Avatrombopag was granted the priority evaluation qualification by the National Medical Products Administration (NMPA) in May 2019, and was approved for the treatment of thrombocytopenia in adult patients with chronic liver disease (CLD) undergoing diagnostic procedures or surgery in April 2020. Its indication for the treatment of chronic ITP in adults who not respond well to previous treatments is currently approved in the United States and Europe. ITP is the most common hemorrhagic disease, which is caused by increased platelet destruction and decreased production mediated by immune disorders. When the platelet count of ITP patients is lower than 30×109/L, therapeutic intervention is recommended by the guidelines1. The results published in EHA2023 Hybrid Congress are from the first randomized, double-blind, placebo-controlled clinical study of Avatrombopag in Chinese adults with ITP, providing important evidence for the application of Avatrombopag in Chinese ITP population.


Method:


This multicenter, randomized (2:1), double-blind, parallel-group Phase 3 study enrolled Chinese adults with ITP of ≥12 months and a platelet count <30×109/L to once-daily oral Avatrombopag (initial dose 20 mg) or matching placebo. After a 6-week double-blind core treatment phase, eligible subjects entered the open-label extension phase and received avatrombopag treatment for 20 weeks. The primary endpoint was the proportion of responders with a platelet count of ≥ 50 × 109/L at week 6 of core treatment phase in absence of rescue treatment.


Results:


A total of 74 subjects were randomized into the study, 48 into the Avatrombopag group and 26 into the placebo group. At Week 6, 77.08%(95% CI:62.69%, 87.97%) of subjects treated with Avatrombopag achieved a platelet count of ≥ 50 × 109/L without receiving rescue treatment, vs 7.69% (95% CI:0.95%, 25.13%) in the placebo group, with a treatment difference of 69.39% (95% CI:56.15%, 86.26%). The primary efficacy endpoint was met with statistically significant results favoring avatrombopag compared with placebo.


1. In the core treatment phase,the proportion of responders at Day 8 in the Avatrombopag group was 72.92%,compared with 3.85% in the placebo group.

2.In the Avatrombopag group, the median cumulative number of weeks of platelet response was numerically higher than placebo (4.1 vs 0 weeks, respectively).

3.In the core treatment phase, Avatrombopag-treated subjects had a lower incidence of ITP-related bleeding symptoms than placebo-treated subjects (70.83% vs. 88.46%).

4.Treatment-emergent adverse events (TEAEs) were reported in 85.4% and 76.9% subjects treated with Avatrombopag and placebo, respectively.

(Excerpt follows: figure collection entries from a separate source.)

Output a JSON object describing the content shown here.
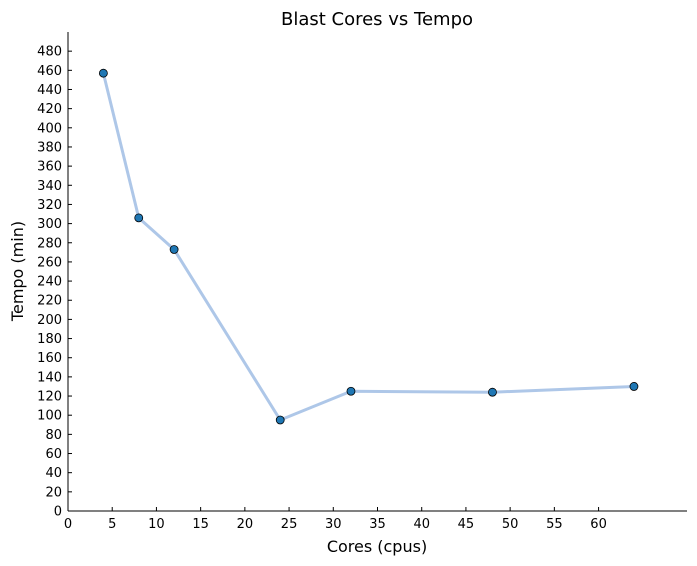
{
  "chart_data": {
    "type": "line",
    "title": "Blast Cores vs Tempo",
    "xlabel": "Cores (cpus)",
    "ylabel": "Tempo (min)",
    "xlim": [
      0,
      70
    ],
    "ylim": [
      0,
      500
    ],
    "xticks": [
      0,
      5,
      10,
      15,
      20,
      25,
      30,
      35,
      40,
      45,
      50,
      55,
      60
    ],
    "yticks": [
      0,
      20,
      40,
      60,
      80,
      100,
      120,
      140,
      160,
      180,
      200,
      220,
      240,
      260,
      280,
      300,
      320,
      340,
      360,
      380,
      400,
      420,
      440,
      460,
      480
    ],
    "series": [
      {
        "x": [
          4,
          8,
          12,
          24,
          32,
          48,
          64
        ],
        "values": [
          457,
          306,
          273,
          95,
          125,
          124,
          130
        ]
      }
    ],
    "grid": false,
    "colors": {
      "line": "#aec7e8",
      "marker_fill": "#1f77b4",
      "marker_edge": "#000000"
    }
  }
}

5.Across the core and extension phases (whole study), the median cumulative number of weeks of platelet response in Avatrombopag-treated subjects was 17.6 weeks.


Conclusion:


This study supports the superior efficacy of Avatrombopag over placebo in the treatment of Chinese adults with chronic ITP. Avatrombopag is well tolerated, with no interruption of treatment due to treaty-related adverse events during the core treatment phase and no serious adverse events reported.


审批号:NP-MA-2023-05-06-CN-AVA-097

Reference:

1.   Thrombosis and Hemostasis Group, Chinese Society of Hematology, Chinese Medical Association. Chinese guideline on the diagnosis and management of adult primary immune thrombocytopenia. Chin J Hematol, August 2020, Vol.41, No.8, page 617-623.